The cutaneous symptoms of SJS are frequently described as erythematous or violaceous patches, atypical targeoid lesions, erosions, bullae and ulcerative manifestations after a prodromal phase of fever and flu-like clinical signs and symptoms which last 1–3 days[4,5]. Almost 80% of patients with SJS develop mucosal involvement, with oral mucosa being more commonly involved than the eyes and genitalia[4,5]. Atypical presentations are primarily described in the paediatric population[6] and are frequently associated with M. pneumonia infection[7]. Although herpes simplex is a typical SJS trigger, to the best of our knowledge, the presented case of Fuchs syndrome is the first to be associated with HSV. The diagnosis of HSV-1 cheilitis was confirmed by PCR and, contrary to our expectations, the clinical findings worsened dramatically despite antiviral therapy with famciclovir. The characteristic erythematous, erosive and ulcerative lesions of the entire oral cavity suggested the diagnosis of atypical SJS. Further, the differential diagnosis of extensive HSV-1 infection was improbable due to large extension in an immunocompetent patient with reactivation (non-primary infection) of HSV-1 and the initial improvement under antiviral therapy.

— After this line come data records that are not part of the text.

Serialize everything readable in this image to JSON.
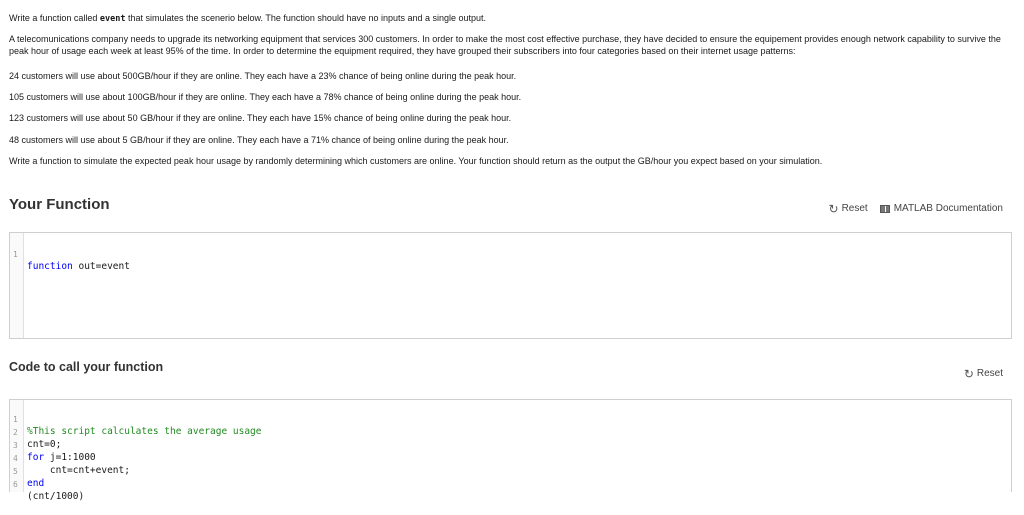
{
  "problem": {
    "intro_prefix": "Write a function called ",
    "intro_fn": "event",
    "intro_suffix": " that simulates the scenerio below. The function should have no inputs and a single output.",
    "company": "A telecomunications company needs to upgrade its networking equipment that services 300 customers. In order to make the most cost effective purchase, they have decided to ensure the equipement provides enough network capability to survive the peak hour of usage each week at least 95% of the time. In order to determine the equipment required, they have grouped their subscribers into four categories based on their internet usage patterns:",
    "group1": "24 customers will use about 500GB/hour if they are online. They each have a 23% chance of being online during the peak hour.",
    "group2": "105 customers will use about 100GB/hour if they are online. They each have a 78% chance of being online during the peak hour.",
    "group3": "123 customers will use about 50 GB/hour if they are online. They each have 15% chance of being online during the peak hour.",
    "group4": "48 customers will use about 5 GB/hour if they are online. They each have a 71% chance of being online during the peak hour.",
    "task": "Write a function to simulate the expected peak hour usage by randomly determining which customers are online. Your function should return as the output the GB/hour you expect based on your simulation."
  },
  "your_function": {
    "title": "Your Function",
    "reset_label": "Reset",
    "reset_icon": "↻",
    "doc_label": "MATLAB Documentation",
    "lines": [
      {
        "num": "1",
        "kw": "function",
        "text": " out=event"
      }
    ]
  },
  "call_function": {
    "title": "Code to call your function",
    "reset_label": "Reset",
    "reset_icon": "↻",
    "lines": [
      {
        "num": "1",
        "comment": "%This script calculates the average usage"
      },
      {
        "num": "2",
        "text": "cnt=0;"
      },
      {
        "num": "3",
        "kw": "for",
        "text": " j=1:1000"
      },
      {
        "num": "4",
        "text": "    cnt=cnt+event;"
      },
      {
        "num": "5",
        "kw": "end"
      },
      {
        "num": "6",
        "text": "(cnt/1000)"
      }
    ]
  },
  "colors": {
    "keyword": "#0000ff",
    "comment": "#228b22",
    "border": "#cfcfcf"
  }
}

There is increasing evidence that a specific human leukocyte antigen (HLA) type is associated with the development of SJS[1,5]. The distinctive findings of full-thickness epidermal necrosis is considered to be of apoptotic origin[1,4,5]. Apoptosis is induced directly and indirectly by specific cytotoxic CD8 Τ-cell populations and natural killer cells via release of soluble mediators[4].

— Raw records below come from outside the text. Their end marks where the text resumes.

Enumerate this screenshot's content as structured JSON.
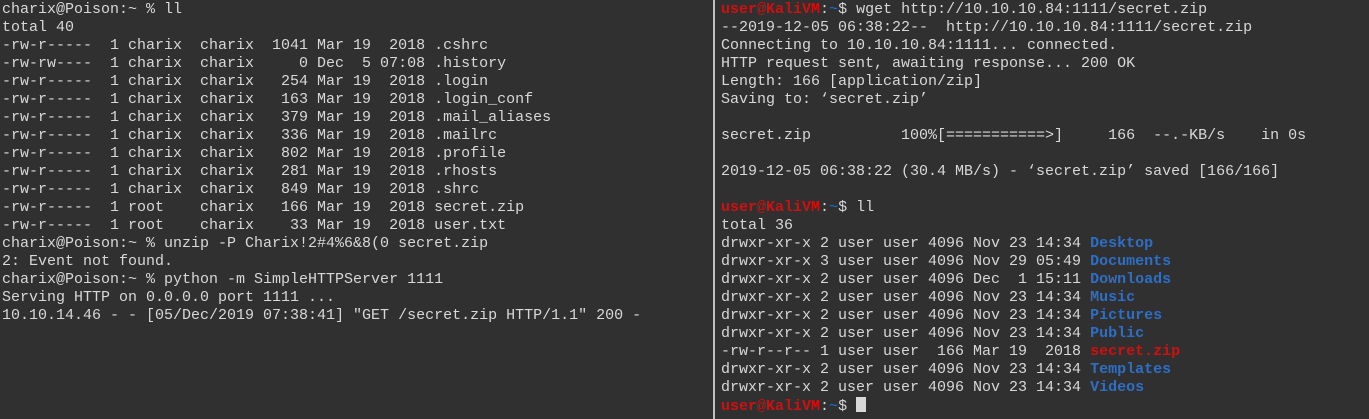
{
  "left_terminal": {
    "lines": [
      "charix@Poison:~ % ll",
      "total 40",
      "-rw-r-----  1 charix  charix  1041 Mar 19  2018 .cshrc",
      "-rw-rw----  1 charix  charix     0 Dec  5 07:08 .history",
      "-rw-r-----  1 charix  charix   254 Mar 19  2018 .login",
      "-rw-r-----  1 charix  charix   163 Mar 19  2018 .login_conf",
      "-rw-r-----  1 charix  charix   379 Mar 19  2018 .mail_aliases",
      "-rw-r-----  1 charix  charix   336 Mar 19  2018 .mailrc",
      "-rw-r-----  1 charix  charix   802 Mar 19  2018 .profile",
      "-rw-r-----  1 charix  charix   281 Mar 19  2018 .rhosts",
      "-rw-r-----  1 charix  charix   849 Mar 19  2018 .shrc",
      "-rw-r-----  1 root    charix   166 Mar 19  2018 secret.zip",
      "-rw-r-----  1 root    charix    33 Mar 19  2018 user.txt",
      "charix@Poison:~ % unzip -P Charix!2#4%6&8(0 secret.zip",
      "2: Event not found.",
      "charix@Poison:~ % python -m SimpleHTTPServer 1111",
      "Serving HTTP on 0.0.0.0 port 1111 ...",
      "10.10.14.46 - - [05/Dec/2019 07:38:41] \"GET /secret.zip HTTP/1.1\" 200 -"
    ]
  },
  "right_terminal": {
    "prompt": {
      "user": "user",
      "at": "@",
      "host": "KaliVM",
      "sep": ":",
      "path": "~",
      "symbol": "$ "
    },
    "wget_command": "wget http://10.10.10.84:1111/secret.zip",
    "wget_output": [
      "--2019-12-05 06:38:22--  http://10.10.10.84:1111/secret.zip",
      "Connecting to 10.10.10.84:1111... connected.",
      "HTTP request sent, awaiting response... 200 OK",
      "Length: 166 [application/zip]",
      "Saving to: ‘secret.zip’",
      "",
      "secret.zip          100%[===========>]     166  --.-KB/s    in 0s",
      "",
      "2019-12-05 06:38:22 (30.4 MB/s) - ‘secret.zip’ saved [166/166]",
      ""
    ],
    "ll_command": "ll",
    "total_line": "total 36",
    "listing": [
      {
        "meta": "drwxr-xr-x 2 user user 4096 Nov 23 14:34 ",
        "name": "Desktop",
        "kind": "dir"
      },
      {
        "meta": "drwxr-xr-x 3 user user 4096 Nov 29 05:49 ",
        "name": "Documents",
        "kind": "dir"
      },
      {
        "meta": "drwxr-xr-x 2 user user 4096 Dec  1 15:11 ",
        "name": "Downloads",
        "kind": "dir"
      },
      {
        "meta": "drwxr-xr-x 2 user user 4096 Nov 23 14:34 ",
        "name": "Music",
        "kind": "dir"
      },
      {
        "meta": "drwxr-xr-x 2 user user 4096 Nov 23 14:34 ",
        "name": "Pictures",
        "kind": "dir"
      },
      {
        "meta": "drwxr-xr-x 2 user user 4096 Nov 23 14:34 ",
        "name": "Public",
        "kind": "dir"
      },
      {
        "meta": "-rw-r--r-- 1 user user  166 Mar 19  2018 ",
        "name": "secret.zip",
        "kind": "archive"
      },
      {
        "meta": "drwxr-xr-x 2 user user 4096 Nov 23 14:34 ",
        "name": "Templates",
        "kind": "dir"
      },
      {
        "meta": "drwxr-xr-x 2 user user 4096 Nov 23 14:34 ",
        "name": "Videos",
        "kind": "dir"
      }
    ]
  },
  "colors": {
    "background": "#303030",
    "text": "#d8d8d8",
    "prompt_red": "#d01010",
    "directory_blue": "#2e6fc6",
    "divider": "#bfbfbf"
  }
}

Given the high morbidity and mortality rates of SJS and the potential for rapid progression[4], immediate discontinuation of suspected causative drugs and initiation of supportive care including fluid and nutrition support, wound care, pain relief, and control of renal function, electrolytes and the airway, are crucial in the initial phase of SJS[1,4,5]. Adjunctive therapies such as systemic corticosteroids, IVIG and tumour necrosis factor (TNF) inhibitors have been proposed as SJS therapy[4,8]. The role of systemic corticosteroids remains controversial as there is evidence that they may increase morbidity and mortality, probably due to increased risk of infection[2,9]. Although IVIG has been widely administered to patients with SJS[1,4,5], the data supporting its use are contradictory[5,10]. However, in our patient, initiation of IVIG due to relapse of severe thrombocytopenia resulted in a rapid improvement in clinical findings.

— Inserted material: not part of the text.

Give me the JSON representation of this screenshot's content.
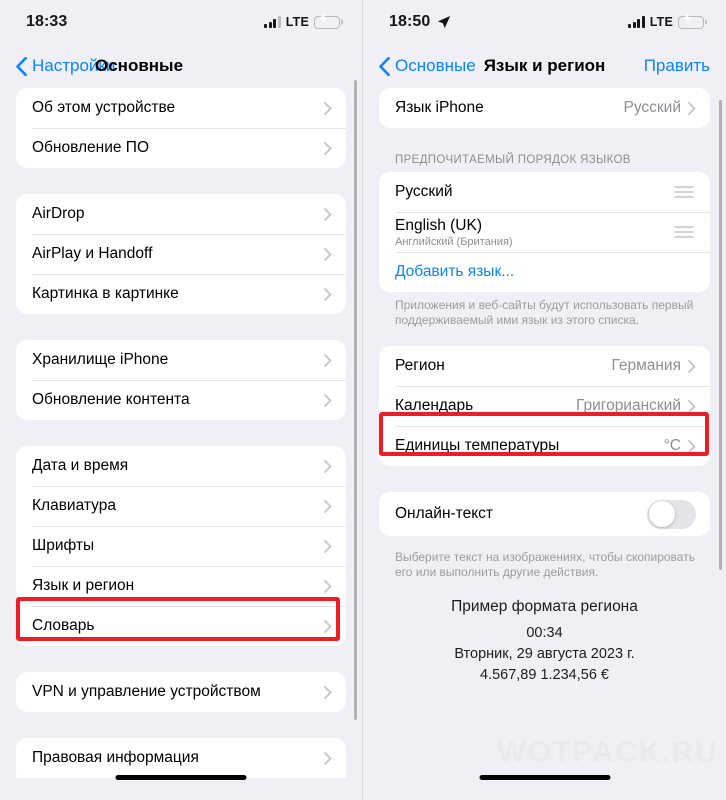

In conclusion, this case report describes a patient with SJS due to herpes simplex infection, who presented with severe involvement of the oral mucosa but no cutaneous lesions (Fuchs syndrome). We demonstrate that Fuchs syndrome can present with isolated oral mucosal lesions but without skin, ocular or genital manifestations, and found that clinical improvement occurred following the initiation of IVIG therapy.